Earlier the same day, he and the Liberal senator Michaelia Cash hauled the media pack to a Canberra suburban home to highlight the carbon tax's ''devastating'' impact on a regular family.
The Newman family, Abbott declared, had a household power bill of $4000 a year, which would increase by about $600 due to the direct impact of the tax in the ACT, an amount that ''more than outweighed any compensation they are going to get''.
Depending on their joint income, the Newmans (she a part-time public servant, he a builder) will receive at least half and probably more in tax cuts and benefit increases announced as direct carbon tax compensation or added sweeteners in the budget.

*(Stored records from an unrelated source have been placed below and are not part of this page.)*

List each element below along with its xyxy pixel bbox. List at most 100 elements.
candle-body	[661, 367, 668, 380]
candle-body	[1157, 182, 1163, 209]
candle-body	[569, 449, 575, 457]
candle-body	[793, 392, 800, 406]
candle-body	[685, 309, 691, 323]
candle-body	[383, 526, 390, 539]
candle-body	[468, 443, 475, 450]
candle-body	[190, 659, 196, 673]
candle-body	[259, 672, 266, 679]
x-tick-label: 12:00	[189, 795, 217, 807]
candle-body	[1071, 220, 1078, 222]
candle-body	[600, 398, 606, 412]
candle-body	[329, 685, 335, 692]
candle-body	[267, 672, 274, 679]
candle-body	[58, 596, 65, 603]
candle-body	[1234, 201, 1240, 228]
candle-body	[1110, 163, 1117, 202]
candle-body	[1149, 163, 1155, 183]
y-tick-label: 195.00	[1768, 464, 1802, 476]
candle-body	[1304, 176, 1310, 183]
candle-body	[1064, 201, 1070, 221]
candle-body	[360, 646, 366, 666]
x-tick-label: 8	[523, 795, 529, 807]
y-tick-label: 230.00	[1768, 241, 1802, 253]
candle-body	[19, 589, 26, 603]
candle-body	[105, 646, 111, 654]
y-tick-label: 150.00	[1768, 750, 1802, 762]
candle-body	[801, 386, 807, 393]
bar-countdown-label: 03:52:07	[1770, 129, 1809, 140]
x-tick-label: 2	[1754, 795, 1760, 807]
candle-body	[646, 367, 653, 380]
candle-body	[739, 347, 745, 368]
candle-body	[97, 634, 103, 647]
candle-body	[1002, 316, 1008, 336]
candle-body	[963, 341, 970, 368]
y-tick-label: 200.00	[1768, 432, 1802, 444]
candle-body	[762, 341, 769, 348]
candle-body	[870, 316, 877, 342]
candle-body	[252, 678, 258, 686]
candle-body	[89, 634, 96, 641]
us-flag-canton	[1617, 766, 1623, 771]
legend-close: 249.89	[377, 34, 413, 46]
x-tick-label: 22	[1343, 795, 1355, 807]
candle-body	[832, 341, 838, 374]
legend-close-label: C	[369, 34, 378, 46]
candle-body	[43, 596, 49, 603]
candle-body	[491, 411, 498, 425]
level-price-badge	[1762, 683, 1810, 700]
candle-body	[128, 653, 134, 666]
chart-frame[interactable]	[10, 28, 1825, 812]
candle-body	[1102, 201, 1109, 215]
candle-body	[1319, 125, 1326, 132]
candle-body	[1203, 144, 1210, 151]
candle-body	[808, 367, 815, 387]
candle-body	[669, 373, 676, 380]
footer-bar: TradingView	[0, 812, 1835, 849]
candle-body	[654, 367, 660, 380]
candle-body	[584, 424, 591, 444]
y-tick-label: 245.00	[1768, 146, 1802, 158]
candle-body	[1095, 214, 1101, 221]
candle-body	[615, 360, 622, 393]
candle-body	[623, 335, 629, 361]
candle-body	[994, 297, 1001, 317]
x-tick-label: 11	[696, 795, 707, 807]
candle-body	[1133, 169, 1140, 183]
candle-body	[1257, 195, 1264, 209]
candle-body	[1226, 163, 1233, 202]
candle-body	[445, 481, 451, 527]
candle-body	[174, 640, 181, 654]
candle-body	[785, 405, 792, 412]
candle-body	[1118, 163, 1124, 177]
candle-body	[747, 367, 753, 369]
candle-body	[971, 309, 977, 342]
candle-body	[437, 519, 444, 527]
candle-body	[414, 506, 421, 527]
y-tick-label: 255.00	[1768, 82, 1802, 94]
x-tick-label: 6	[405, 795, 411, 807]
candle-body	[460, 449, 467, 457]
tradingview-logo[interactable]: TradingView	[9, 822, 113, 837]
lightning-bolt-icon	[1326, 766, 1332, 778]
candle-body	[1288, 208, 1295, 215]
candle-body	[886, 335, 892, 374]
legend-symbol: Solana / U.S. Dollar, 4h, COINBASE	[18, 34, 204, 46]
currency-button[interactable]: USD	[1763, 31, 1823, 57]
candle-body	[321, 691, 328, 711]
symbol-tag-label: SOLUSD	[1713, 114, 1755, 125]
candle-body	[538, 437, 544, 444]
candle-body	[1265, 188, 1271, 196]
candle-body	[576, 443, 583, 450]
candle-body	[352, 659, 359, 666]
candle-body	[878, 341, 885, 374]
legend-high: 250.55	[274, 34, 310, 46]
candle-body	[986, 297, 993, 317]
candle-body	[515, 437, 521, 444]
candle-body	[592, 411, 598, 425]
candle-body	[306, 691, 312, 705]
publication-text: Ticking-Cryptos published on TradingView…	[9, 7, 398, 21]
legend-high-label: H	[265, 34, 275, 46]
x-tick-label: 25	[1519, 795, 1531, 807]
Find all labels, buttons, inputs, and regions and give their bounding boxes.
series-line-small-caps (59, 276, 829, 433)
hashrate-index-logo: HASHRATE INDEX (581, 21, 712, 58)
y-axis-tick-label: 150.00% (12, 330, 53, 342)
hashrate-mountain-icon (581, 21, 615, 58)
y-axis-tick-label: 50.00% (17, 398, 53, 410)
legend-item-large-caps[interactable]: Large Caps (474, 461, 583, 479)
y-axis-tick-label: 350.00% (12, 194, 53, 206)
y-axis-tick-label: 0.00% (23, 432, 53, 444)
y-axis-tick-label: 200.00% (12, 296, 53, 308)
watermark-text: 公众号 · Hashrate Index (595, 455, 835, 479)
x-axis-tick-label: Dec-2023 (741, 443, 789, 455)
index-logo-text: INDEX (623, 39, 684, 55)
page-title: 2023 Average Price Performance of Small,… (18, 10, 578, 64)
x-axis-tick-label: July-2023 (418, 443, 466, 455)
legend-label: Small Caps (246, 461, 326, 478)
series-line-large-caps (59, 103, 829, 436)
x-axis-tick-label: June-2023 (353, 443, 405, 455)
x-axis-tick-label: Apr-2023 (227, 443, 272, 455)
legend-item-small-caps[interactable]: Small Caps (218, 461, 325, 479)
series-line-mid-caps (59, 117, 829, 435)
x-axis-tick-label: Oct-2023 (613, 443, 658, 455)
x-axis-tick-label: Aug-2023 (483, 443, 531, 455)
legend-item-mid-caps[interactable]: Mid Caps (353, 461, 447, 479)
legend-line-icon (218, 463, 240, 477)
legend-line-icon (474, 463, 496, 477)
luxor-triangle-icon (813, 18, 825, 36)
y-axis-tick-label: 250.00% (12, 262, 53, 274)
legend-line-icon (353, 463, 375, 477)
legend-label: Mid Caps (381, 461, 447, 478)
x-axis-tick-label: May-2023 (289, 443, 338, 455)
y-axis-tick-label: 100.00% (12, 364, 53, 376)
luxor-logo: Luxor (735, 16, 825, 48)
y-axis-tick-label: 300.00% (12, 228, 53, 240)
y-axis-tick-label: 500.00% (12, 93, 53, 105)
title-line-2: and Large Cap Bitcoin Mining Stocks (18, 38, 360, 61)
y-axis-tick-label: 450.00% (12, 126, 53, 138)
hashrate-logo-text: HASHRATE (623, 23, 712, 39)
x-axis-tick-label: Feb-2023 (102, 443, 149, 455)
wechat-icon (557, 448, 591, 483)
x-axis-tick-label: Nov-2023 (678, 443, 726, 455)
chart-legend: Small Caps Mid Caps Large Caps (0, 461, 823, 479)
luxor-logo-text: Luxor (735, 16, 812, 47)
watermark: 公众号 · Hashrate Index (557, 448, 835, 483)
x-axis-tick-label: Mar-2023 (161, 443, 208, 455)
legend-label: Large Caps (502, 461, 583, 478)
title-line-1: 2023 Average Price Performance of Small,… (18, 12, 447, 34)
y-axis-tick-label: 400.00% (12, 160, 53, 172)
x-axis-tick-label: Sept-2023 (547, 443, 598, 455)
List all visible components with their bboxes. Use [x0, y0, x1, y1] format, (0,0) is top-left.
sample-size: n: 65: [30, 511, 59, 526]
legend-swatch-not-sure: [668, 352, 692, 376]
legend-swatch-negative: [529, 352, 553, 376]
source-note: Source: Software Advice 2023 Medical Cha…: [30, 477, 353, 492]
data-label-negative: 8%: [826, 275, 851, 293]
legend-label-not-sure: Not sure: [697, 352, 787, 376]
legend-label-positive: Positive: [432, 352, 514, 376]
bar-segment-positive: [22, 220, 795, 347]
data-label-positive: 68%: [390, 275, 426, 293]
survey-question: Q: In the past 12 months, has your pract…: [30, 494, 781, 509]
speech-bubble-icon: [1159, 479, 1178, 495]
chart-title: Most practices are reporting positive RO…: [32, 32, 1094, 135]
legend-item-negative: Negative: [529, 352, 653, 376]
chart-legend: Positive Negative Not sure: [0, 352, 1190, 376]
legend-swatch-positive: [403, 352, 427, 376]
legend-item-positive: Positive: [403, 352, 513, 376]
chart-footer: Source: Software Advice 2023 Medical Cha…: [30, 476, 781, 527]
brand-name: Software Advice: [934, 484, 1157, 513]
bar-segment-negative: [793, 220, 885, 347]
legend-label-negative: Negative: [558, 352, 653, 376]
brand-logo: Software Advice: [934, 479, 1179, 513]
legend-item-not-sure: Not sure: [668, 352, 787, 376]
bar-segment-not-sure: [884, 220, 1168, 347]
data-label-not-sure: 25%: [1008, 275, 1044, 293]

In the worst-case scenario, they are $300 a year, or $6 a week, worse off - which is obviously money the Newmans would rather have in their pockets but is hard to paint as family budget devastation.
Senator Cash also declared that Mr Newman could not pass on any extra costs borne by his building business. But building is hardly a trade-exposed industry. Canberra tradesmen are not in competition with carbon tax-free builders from China. The impact of the carbon tax would fall equally on Mr Newman and his competitors, who, incidentally, are working in a market where building approvals increased by 9.1 per cent in June, bucking the national trend.
What about the electricity sector, hit harder by the tax than any other - surely the signs of the wrecking ball's devastation must be evident there by now.
But Origin, Australia's largest energy utility, this week posted a 33 per cent increase in underlying profit and AGL, the second-largest retailer, posted an 11 per cent increase in underlying profit after stripping out the costs of a major acquisition. Its managing director, Michael Fraser, said the carbon tax introduction had been ''smooth''.
In fact, some of the biggest problems the government is facing stem from the fact that the impact of the carbon and mining taxes is not nearly big or ''devastating'' enough.
As Joe Hockey pointed out in a matter of public importance debate on Thursday, as commodity prices fall, doubts increase about whether the government will get as much revenue as expected from its mining profits tax.
Even the government appears a bit unsure about how much its Minerals Resource Rent Tax will raise and what its impact will be. Briefing notes for the Treasurer, Wayne Swan, before a May 23 meeting with the chief executive of BHP, Marius Kloppers, released under freedom of information, suggest as a potential talking point for the Treasurer the following:
''I note that BHP has publicly stated they are in the process of determining the potential impact of the MRRT. Can you provide further details of the likely impact of the MRRT?'' Given that the MRRT revenue is already legislated and its revenue included in his budget, you'd hope the Treasurer already knew that.
And the first big emission reductions from the carbon tax - the government's plan to retire 2000 megawatts of the highest-polluting brown coal power - are under a cloud because the long-term forecasts for the tax, once it is allowed to rise and fall in line with international carbon markets, are too low.
The government's negotiations with five generators have been stalled in part by the need for Parliament to ratify changes to how the ''floor price'' will be determined once the carbon tax is set by the market.
As previously reported in the Herald, the original plan for a $15 floor price will be changed in favour of restrictions on the type and ''quality'' of international permits that can be bought, with the intention of achieving the same effect with less complication.
Understandably, generators need to see the detail in order to determine the longer-term value of the assets they are getting paid to close down and they will finally get that information when the new floor price arrangements are revealed this week.
But given the lower than expected carbon price, the value of the generators will stay higher for longer and industry sources say this means the government will be lucky to retire even 1000 megawatts, half its original target.
Perhaps, instead of searching for signs of carbon tax devastation, the Coalition leader could explain how he would deal with a slowing mining boom, or how he would reform the regulation of the electricity industry, or how his own ''Direct Action'' policy - in its present form regarded with incredulity in the business community - could be made to work. It would be better than insulting our collective intelligence with his wrecking ball mantra.